Management uses non-GAAP net income, non-GAAP diluted EPS, and Adjusted EBITDA as measures of operating performance to assist in comparing performance from period to period on a consistent basis and to identify business trends relating to our results of operations. Management believes non-GAAP net income, non-GAAP diluted EPS, and Adjusted EBITDA are also useful because they provide supplemental information to assist investors in evaluating our financial results.
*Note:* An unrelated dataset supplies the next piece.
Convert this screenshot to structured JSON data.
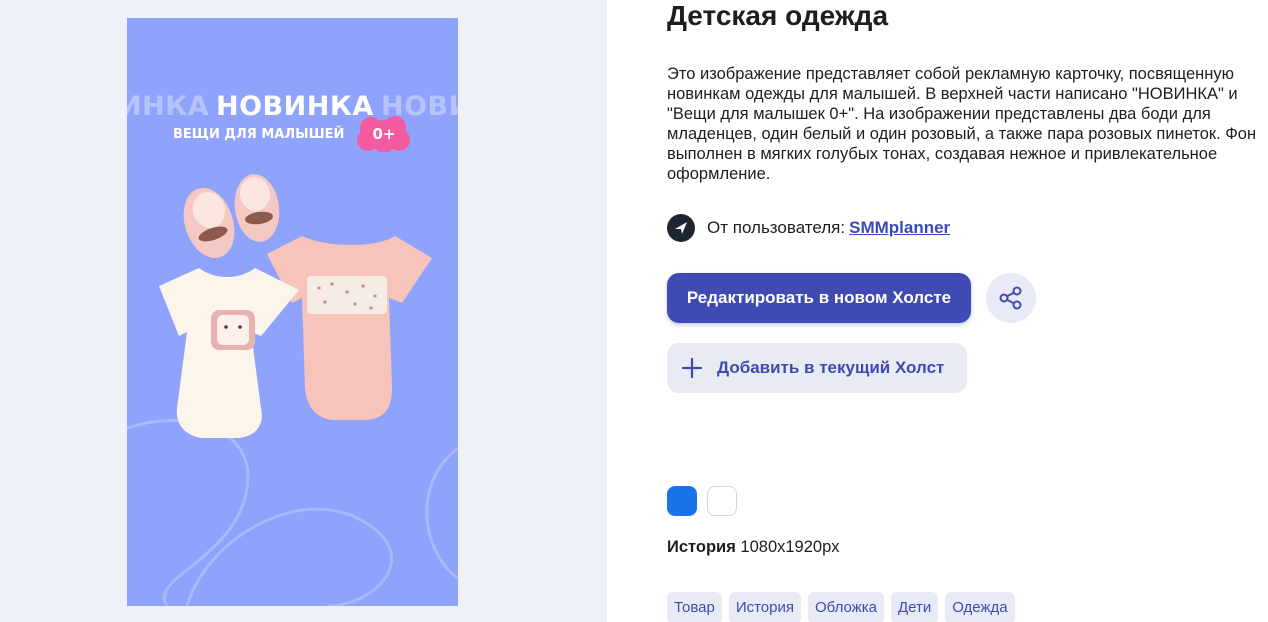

Non-GAAP net income, non-GAAP diluted EPS, and Adjusted EBITDA should not be considered in isolation or as alternatives to net income, earnings per share, or any other measure of financial performance calculated and presented in accordance with GAAP. Given that non-GAAP net income, non-GAAP diluted EPS, and Adjusted EBITDA are financial measures not deemed to be in accordance with GAAP and are susceptible to varying calculations, our non-GAAP net income, non-GAAP diluted EPS, and Adjusted EBITDA may not be comparable to similarly titled measures of other companies, including companies in our industry, because other companies may calculate non-GAAP net income, non-GAAP diluted EPS, and Adjusted EBITDA in a different manner than we calculate these measures. In evaluating non-GAAP net income, non-GAAP diluted EPS, and Adjusted EBITDA, you should be aware that in the future we may or may not incur expenses similar to some of the adjustments in this document. Our presentation of non-GAAP net income, non-GAAP diluted EPS, and Adjusted EBITDA does not imply that our future results will be unaffected by these expenses or any unusual or non-recurring items. When evaluating our performance, you should consider non-GAAP net income, non-GAAP diluted EPS, and Adjusted EBITDA alongside other financial performance measures, including our net income and other GAAP results, and not rely on any single financial measure.